Elsewhere, White Lotus alum Leo Woodall has been a strong proponent of the trend on the press rounds for his role in Bridget Jones: Mad About The Boy, wearing both a totally tonal Caramac-coloured look from Loro Piana (complete with Adidas’ Ristretto trainers) in Rome, and a dark roast slouchy corduroy Loewe suit in London.
“Subtle tones of brown are something that can be a little more adventurous for men than the typical black tuxedo, without going too crazy,” says celebrity stylist Christopher Brown, who masterminds Woodall’s red carpet looks. “The luxury with brown is there are so many different tones that tell a different story. For example, with a darker brown corduroy, you can reference the Seventies for a throwback feel, while a lighter, creamier mocha colour feels more contemporary – it’s a colour we’ve been seeing on the European catwalks.”
To quote a Hamlet monologue that all three of these men have probably recited at some point during their careers, ay, there’s the rub. Much like those pillowy swirls of Angel Delight, brown is a colour inherently connected to the 1970s – and, in menswear, usually with memories of an elbow-padded blazer on a frazzled geography teacher. A smarter way in is to lean in to the heritage, but err more into the decade’s more decadent side. Less detention, more disco – opt for a velvet tuxedo in the shade for that after-dark feel, if you’re particularly brave, or for a more everyday in a lustrous silk tie in a chestnut tone, or plush corduroy trousers that have a luxurious amount of heft to them.
“Brown is definitely working its way onto the business and wedding tailoring circuit,” says Jake Grantham, the owner of buzzy Marylebone tailoring house Anglo-Italian. “Dressing environments are becoming less predictable, so a soft shade of brown – contemporary and cold in tone rather than the yellowish shades of yesteryear – is receiving plenty of interest in the shop.”
Having recently returned from the Pitti Uomo trade fair in Florence, Grantham notes that while blue and black have always been the default colours for suiting in Britain, more of his customers have started to take a leaf out of their more peacocking Italian counterparts’ style books to add a brown two-piece into their regular officewear rotation. “It’s not unusual to see Milanese men propping up the espresso bar on their way to work in these chocolate and coffee shades of suits – they’re still formal and respectable but have an unexpected dash of character.”

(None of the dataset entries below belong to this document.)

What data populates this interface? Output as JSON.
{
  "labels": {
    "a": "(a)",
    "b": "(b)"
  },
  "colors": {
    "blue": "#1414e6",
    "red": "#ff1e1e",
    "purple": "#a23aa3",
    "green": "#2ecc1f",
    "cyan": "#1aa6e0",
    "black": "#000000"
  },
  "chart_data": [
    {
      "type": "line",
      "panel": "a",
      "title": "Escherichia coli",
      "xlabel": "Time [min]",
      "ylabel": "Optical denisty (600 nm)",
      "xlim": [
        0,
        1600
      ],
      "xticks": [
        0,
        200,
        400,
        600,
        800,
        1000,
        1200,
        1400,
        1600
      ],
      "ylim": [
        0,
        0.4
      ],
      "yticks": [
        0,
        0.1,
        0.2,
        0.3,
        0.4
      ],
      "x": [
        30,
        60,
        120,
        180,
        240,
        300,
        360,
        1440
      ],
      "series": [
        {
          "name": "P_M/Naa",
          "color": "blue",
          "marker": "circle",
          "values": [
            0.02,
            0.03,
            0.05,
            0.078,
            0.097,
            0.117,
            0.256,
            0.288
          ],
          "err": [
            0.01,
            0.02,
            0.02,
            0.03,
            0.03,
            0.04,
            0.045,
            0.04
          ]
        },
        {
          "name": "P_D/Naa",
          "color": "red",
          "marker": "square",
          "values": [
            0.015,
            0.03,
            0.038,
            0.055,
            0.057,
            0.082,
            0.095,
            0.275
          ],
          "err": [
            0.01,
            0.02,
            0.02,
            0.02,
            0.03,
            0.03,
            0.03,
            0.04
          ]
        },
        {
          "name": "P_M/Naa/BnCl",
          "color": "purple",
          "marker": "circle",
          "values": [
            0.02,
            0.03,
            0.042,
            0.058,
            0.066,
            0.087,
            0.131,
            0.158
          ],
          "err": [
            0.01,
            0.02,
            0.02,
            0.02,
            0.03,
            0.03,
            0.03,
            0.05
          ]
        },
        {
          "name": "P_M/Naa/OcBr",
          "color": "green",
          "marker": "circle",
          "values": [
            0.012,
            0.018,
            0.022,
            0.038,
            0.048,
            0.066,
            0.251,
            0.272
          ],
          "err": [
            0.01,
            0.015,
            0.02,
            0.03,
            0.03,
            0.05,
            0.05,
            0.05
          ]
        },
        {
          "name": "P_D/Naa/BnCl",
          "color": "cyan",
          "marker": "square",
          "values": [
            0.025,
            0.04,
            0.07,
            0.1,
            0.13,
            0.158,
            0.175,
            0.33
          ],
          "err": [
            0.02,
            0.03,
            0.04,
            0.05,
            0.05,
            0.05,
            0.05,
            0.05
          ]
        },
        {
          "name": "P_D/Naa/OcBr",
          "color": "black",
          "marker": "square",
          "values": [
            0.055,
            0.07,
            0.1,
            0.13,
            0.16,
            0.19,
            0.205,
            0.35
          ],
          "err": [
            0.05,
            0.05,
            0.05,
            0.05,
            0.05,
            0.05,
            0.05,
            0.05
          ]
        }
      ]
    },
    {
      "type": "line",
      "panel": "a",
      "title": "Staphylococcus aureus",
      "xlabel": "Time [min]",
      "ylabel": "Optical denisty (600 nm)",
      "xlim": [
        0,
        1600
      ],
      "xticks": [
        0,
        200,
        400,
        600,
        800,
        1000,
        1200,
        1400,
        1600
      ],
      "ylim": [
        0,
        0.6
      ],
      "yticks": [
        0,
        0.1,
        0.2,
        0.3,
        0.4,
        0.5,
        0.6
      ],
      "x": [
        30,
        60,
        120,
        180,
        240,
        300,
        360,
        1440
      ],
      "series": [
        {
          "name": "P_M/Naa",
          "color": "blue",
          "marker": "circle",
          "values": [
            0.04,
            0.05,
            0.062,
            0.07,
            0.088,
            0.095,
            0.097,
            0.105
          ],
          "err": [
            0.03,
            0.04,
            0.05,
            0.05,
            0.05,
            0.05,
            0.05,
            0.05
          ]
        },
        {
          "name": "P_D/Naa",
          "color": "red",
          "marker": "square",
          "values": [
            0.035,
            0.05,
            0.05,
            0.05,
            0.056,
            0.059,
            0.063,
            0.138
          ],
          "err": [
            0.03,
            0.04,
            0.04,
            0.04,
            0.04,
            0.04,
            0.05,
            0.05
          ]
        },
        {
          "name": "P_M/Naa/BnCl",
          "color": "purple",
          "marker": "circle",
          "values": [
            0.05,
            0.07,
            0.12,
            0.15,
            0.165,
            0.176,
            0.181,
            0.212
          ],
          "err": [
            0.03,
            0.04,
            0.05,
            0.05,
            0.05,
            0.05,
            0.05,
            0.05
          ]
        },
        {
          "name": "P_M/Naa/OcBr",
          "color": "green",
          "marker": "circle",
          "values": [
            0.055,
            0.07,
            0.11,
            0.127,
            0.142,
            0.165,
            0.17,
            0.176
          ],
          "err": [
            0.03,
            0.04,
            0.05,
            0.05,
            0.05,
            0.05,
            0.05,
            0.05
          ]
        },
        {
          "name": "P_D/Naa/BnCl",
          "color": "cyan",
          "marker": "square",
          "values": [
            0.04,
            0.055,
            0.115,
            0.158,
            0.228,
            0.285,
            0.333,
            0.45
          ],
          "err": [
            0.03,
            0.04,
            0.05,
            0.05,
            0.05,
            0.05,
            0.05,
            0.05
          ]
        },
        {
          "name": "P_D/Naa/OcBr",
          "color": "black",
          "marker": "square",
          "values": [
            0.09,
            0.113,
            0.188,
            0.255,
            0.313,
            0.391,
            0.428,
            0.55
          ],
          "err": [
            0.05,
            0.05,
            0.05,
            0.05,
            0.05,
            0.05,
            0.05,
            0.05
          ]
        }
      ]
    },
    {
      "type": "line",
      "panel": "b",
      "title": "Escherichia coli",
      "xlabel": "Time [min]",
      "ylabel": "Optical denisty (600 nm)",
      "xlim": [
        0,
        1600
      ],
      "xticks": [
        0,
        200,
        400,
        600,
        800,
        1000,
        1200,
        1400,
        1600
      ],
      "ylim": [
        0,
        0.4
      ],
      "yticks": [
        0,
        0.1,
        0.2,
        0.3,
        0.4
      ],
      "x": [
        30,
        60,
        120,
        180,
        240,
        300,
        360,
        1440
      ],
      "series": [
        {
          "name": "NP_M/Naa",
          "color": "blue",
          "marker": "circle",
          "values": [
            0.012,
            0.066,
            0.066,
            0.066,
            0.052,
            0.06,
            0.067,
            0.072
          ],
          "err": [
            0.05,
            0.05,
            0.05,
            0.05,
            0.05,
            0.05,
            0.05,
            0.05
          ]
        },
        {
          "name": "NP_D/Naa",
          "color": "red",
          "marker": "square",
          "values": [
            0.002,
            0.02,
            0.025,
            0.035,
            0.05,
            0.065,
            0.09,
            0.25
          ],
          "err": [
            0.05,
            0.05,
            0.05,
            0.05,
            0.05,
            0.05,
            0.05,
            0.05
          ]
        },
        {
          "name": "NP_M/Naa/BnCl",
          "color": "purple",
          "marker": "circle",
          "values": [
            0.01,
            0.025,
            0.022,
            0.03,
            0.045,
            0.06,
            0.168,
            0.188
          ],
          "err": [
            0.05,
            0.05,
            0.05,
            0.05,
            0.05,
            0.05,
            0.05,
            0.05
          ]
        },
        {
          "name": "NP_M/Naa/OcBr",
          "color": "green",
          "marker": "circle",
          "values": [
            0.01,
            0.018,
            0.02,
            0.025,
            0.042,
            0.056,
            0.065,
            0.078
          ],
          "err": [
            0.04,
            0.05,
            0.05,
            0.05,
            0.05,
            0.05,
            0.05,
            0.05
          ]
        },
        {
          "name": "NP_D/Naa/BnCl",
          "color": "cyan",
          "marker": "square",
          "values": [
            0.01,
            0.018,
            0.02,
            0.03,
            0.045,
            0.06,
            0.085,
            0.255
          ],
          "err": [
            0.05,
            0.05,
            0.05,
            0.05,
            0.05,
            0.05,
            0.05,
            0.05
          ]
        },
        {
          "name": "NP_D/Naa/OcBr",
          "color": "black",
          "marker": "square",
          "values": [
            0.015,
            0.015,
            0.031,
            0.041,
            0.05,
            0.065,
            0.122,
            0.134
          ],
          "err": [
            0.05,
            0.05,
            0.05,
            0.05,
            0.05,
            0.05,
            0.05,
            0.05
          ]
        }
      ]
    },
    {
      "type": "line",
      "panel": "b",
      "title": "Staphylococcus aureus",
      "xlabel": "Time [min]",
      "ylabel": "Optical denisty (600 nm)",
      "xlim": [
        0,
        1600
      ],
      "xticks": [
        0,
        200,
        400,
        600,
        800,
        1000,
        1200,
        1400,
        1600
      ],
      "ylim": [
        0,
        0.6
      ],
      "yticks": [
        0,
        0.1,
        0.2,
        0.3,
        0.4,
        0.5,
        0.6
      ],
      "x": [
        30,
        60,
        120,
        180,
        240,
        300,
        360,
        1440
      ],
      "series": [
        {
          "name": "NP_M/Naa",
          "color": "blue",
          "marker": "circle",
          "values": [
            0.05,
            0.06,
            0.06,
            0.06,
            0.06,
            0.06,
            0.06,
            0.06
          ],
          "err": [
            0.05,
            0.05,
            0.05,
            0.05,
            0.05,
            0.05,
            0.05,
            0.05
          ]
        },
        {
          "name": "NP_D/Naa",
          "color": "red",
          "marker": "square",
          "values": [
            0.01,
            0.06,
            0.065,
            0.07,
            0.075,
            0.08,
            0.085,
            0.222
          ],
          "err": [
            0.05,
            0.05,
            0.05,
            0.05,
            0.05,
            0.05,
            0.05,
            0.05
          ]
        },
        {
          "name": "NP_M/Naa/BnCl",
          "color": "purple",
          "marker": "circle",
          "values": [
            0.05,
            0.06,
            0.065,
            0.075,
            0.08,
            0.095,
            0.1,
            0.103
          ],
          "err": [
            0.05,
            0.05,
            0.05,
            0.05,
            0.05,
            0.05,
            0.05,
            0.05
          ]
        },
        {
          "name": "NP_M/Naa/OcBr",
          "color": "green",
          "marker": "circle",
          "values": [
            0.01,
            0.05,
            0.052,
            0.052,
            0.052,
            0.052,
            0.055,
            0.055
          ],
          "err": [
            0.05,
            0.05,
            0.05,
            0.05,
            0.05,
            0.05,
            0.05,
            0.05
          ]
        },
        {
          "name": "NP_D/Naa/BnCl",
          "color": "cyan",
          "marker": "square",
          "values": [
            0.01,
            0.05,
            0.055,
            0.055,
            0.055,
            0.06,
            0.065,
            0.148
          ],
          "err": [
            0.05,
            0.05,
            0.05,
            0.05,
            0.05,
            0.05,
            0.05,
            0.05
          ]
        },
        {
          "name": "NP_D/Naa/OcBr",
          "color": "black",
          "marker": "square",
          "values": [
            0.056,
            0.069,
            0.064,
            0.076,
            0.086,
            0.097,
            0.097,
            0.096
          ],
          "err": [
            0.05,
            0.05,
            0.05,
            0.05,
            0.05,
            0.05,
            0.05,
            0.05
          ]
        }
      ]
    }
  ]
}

So how to embrace these colours, especially if the whole head-to-toe thing is a bit too bold for your day-to-day? When it comes to casual wear, stylist Brown recommends a long coat as a great investment: “It’s something that can be teamed with the most simple wardrobe pieces like jeans and a hoodie to really elevate a look.” Consider, too, blending brown with complementary tones; a nutmeg-hued jacket with a plum-toned polo neck, for example. Olive and russet tones also look great alongside it.
But the real key is not to overthink it. “The key to wearing this colour is remarkably simple,” assures Grantham. “Whether a jacket or suit, just wear taupes and browns in the same way you’d wear navy – these tones pair just as well with blue striped or plain white shirts, dark ties and brown or black shoes.” And a double espresso on your coffee break, of course.